Another mistake Ethel makes is she leaps to say no microorganisms are harmful. Quite right, there is a plethora of microorganisms that are useful to us — and the biosphere at large. Azotobacter and Rhizobium, for example, are important genera of free-living soil microbes that fix nitrogen for plants — I need not go into the mechanism of nitrogen fixation and why plants need nitrogen. Indeed, we have a plethora of microorganisms that live in our digestive tracts. These make up what is known as the gut microbiota. However, these harmless microorganisms do not absolve V. cholerae of its role in cholera. If anything, in a biosphere filled with so much diversity, it should not come as a surprise that other microorganisms harm us. I think of Ethel’s logic sounding more like ‘This species of mushroom is edible. Therefore, all species of mushrooms are edible’. Imagine where we would be if Alexander Fleming denied that the fungus penicillium killed his bacterial culture because all fungi are useful, not harmful.

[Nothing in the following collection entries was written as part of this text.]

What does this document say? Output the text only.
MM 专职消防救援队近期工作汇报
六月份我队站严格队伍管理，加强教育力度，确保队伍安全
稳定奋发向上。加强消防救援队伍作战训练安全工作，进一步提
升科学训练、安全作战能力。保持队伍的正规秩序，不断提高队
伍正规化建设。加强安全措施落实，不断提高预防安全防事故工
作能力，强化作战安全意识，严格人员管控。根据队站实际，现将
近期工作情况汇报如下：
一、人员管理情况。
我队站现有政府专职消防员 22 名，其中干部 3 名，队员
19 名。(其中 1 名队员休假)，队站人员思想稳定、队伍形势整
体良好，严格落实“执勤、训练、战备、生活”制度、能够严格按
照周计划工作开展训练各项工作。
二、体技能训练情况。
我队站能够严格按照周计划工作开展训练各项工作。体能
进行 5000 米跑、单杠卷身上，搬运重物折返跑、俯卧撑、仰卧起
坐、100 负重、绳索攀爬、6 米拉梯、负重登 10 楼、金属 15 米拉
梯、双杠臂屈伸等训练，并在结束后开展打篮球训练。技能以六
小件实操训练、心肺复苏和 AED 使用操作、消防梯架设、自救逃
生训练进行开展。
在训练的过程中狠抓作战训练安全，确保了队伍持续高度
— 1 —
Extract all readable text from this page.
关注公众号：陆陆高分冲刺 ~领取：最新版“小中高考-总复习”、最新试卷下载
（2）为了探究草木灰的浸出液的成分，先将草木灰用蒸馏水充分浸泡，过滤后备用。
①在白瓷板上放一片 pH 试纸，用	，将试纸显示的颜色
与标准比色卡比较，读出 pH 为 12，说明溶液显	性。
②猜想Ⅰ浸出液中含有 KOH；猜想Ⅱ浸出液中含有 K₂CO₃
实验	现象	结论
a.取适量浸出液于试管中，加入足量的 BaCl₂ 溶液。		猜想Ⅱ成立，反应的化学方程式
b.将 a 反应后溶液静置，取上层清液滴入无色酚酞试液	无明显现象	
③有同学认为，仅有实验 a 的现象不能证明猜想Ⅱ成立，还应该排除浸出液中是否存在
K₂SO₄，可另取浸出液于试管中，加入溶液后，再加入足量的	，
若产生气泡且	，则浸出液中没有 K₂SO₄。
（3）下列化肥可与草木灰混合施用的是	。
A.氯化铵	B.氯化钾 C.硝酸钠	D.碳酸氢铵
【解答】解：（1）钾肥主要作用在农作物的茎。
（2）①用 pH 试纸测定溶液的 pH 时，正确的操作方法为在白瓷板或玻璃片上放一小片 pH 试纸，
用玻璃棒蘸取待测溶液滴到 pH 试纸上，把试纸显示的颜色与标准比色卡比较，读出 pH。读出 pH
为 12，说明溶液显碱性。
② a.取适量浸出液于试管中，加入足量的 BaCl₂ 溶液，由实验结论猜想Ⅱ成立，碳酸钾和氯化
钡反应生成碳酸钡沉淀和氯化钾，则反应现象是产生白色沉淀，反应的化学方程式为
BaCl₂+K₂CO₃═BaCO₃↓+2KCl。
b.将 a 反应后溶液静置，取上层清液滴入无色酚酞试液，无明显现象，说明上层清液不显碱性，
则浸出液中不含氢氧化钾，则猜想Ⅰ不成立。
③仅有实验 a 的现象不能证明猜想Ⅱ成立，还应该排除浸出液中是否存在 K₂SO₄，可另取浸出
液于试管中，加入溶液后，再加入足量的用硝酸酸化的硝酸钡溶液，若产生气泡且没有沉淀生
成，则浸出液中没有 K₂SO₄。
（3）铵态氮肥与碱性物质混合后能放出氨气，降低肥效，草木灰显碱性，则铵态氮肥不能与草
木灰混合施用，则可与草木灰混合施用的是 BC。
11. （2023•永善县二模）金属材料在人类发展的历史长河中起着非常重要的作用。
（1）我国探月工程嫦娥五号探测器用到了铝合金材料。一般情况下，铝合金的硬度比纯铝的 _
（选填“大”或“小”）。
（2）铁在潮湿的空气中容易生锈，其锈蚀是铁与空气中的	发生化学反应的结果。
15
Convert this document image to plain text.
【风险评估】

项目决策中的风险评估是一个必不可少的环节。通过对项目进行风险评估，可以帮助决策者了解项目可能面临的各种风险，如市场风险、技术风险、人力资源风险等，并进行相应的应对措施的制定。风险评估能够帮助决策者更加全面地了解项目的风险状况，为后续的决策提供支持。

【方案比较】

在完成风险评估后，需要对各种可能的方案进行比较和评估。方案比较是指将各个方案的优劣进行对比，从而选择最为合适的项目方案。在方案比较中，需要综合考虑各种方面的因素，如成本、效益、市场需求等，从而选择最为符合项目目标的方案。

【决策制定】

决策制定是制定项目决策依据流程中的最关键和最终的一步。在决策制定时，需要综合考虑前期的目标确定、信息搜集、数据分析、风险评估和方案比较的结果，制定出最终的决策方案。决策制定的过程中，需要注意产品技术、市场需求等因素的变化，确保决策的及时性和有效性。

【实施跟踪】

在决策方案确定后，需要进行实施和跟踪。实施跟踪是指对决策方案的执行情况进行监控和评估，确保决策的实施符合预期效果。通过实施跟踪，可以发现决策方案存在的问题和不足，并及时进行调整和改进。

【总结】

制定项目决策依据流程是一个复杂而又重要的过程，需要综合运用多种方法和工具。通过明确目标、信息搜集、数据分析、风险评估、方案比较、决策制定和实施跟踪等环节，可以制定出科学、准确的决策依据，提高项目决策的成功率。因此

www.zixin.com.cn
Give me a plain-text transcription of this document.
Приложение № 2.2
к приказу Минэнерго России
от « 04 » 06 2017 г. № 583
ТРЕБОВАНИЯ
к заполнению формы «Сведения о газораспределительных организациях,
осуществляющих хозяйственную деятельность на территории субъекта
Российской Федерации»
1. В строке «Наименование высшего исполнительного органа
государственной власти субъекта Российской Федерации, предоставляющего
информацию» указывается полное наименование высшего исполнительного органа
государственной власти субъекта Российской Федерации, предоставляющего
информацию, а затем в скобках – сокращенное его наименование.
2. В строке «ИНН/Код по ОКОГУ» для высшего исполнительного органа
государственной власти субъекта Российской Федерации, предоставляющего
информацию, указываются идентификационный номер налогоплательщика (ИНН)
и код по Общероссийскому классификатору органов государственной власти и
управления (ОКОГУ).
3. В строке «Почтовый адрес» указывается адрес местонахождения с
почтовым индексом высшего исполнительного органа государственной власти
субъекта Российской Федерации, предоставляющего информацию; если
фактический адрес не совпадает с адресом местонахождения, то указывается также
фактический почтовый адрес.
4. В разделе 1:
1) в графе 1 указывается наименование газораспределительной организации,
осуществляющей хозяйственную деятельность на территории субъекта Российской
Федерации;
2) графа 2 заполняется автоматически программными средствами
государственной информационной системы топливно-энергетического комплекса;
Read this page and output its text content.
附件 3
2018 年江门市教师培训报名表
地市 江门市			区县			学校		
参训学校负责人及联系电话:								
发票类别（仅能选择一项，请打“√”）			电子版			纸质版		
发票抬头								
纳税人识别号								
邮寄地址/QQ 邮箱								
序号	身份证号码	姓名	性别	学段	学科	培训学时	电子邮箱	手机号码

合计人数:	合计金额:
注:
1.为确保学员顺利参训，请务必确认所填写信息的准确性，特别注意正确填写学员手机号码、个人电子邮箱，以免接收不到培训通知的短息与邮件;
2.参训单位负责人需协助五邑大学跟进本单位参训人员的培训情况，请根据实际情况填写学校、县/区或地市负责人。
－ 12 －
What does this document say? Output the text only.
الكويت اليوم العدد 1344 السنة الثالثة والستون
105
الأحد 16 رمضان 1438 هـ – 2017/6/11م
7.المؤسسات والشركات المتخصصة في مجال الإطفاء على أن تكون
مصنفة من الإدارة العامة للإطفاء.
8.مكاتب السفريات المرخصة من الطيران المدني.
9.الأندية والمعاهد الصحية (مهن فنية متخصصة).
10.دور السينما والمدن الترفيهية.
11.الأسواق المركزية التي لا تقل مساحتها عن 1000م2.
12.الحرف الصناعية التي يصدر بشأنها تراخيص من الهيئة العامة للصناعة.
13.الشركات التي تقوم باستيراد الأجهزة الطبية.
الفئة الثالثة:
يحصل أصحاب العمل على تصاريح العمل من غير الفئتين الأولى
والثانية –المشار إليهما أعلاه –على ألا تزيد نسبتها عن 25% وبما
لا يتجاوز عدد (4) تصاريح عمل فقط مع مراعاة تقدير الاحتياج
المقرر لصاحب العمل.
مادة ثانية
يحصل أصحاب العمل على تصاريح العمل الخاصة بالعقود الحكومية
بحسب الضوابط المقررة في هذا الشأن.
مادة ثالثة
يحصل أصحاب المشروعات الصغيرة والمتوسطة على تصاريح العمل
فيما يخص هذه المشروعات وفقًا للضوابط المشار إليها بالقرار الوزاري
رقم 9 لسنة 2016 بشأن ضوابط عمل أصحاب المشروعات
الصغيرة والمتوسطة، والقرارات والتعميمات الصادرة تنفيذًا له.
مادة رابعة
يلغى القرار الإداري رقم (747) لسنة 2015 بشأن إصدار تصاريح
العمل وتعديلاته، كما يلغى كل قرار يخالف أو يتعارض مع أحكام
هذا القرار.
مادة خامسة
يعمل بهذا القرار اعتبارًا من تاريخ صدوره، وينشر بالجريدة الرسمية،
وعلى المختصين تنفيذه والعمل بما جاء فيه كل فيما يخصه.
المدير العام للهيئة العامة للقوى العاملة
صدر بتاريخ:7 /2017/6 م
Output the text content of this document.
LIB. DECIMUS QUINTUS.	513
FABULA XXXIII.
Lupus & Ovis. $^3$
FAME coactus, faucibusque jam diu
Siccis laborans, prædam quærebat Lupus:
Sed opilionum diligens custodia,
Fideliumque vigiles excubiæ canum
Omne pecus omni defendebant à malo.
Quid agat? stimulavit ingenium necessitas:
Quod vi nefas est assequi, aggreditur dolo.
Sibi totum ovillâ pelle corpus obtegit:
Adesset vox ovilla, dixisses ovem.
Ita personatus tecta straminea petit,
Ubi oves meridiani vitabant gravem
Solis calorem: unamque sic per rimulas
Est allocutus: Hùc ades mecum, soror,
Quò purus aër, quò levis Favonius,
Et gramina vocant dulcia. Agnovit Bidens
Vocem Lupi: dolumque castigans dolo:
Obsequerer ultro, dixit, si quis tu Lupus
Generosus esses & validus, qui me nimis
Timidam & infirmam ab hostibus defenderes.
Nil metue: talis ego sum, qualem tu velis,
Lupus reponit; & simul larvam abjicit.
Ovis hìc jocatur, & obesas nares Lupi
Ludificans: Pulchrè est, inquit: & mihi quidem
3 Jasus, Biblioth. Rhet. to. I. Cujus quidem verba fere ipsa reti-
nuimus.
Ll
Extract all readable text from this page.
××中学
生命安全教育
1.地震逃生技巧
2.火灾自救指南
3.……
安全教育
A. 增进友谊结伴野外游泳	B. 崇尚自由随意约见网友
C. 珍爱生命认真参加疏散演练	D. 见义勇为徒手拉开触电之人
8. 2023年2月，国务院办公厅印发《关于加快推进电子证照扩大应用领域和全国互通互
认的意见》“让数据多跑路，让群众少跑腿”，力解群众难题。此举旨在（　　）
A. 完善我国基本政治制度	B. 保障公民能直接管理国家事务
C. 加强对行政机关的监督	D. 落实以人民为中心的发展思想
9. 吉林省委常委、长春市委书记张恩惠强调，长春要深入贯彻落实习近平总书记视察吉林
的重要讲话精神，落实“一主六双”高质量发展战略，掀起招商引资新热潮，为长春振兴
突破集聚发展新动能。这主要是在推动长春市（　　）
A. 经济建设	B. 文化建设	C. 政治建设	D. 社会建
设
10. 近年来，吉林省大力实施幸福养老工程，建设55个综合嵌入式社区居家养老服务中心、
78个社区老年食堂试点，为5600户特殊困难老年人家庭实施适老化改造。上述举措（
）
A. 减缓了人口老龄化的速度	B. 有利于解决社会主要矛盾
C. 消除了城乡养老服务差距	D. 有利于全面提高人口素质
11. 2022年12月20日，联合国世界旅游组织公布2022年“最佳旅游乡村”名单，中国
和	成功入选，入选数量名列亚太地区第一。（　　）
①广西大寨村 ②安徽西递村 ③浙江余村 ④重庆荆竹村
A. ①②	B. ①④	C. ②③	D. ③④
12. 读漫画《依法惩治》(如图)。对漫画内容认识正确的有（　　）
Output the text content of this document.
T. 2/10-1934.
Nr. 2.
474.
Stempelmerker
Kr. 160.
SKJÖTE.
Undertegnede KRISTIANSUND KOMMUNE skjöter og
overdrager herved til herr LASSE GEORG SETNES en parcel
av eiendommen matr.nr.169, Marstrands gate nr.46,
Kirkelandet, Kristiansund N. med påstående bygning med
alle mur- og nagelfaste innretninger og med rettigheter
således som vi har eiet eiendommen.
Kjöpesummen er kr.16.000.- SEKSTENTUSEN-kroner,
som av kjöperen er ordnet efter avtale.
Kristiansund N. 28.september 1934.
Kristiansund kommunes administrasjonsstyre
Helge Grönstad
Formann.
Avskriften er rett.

As if this is not enough, Ethel fails to refute why we even have white blood cells. In a biosphere filled with evolutionary arms races, it is very explicable why we would evolve such specialized cells. She opines that leukocytes are not living tissue but rather waste or refuse in the process of elimination. She further states that leukocytes cannot actually be the body’s defense because the more of them there are the less the body seems safeguarded. In my opinion, I think Ethel is under the illusion that life is supposed to be perfect, i.e if the leukocytes are meant for defense, they should not attack the same body they are trying to defend. A simple look at autoimmune diseases, of course, easily refutes her conclusions. Life is much more complex and cannot be reduced to such simple axioms. More so, leukocytes cannot possibly be refuse because we have a firm understanding of how they are generated.
My interlocutor drove home the point that he does not trust modern medicine because it is benchmarked on the supposedly fraudulent germ theory of disease. He denies that SARS-Cov-2 causes COVID-19. He implored me to look at the data given by Ethel Hume and be baptized into the microzymian doctrine.
Alas, the only thing I walked away with from Ethel is that, instead of disproving the germ theory of disease, she spent a great deal slinging ad hominems at Louis Pasteur. Unfortunately, I have come to learn that there are many others who tout that Ethel effectively demolished the germ theory of disease. Theories, indeed, are never absolute, but if one wants to disprove the germ theory of disease, they better begin with the refutation of Koch’s postulates and later reasonably dismantle a slew of biological disciplines.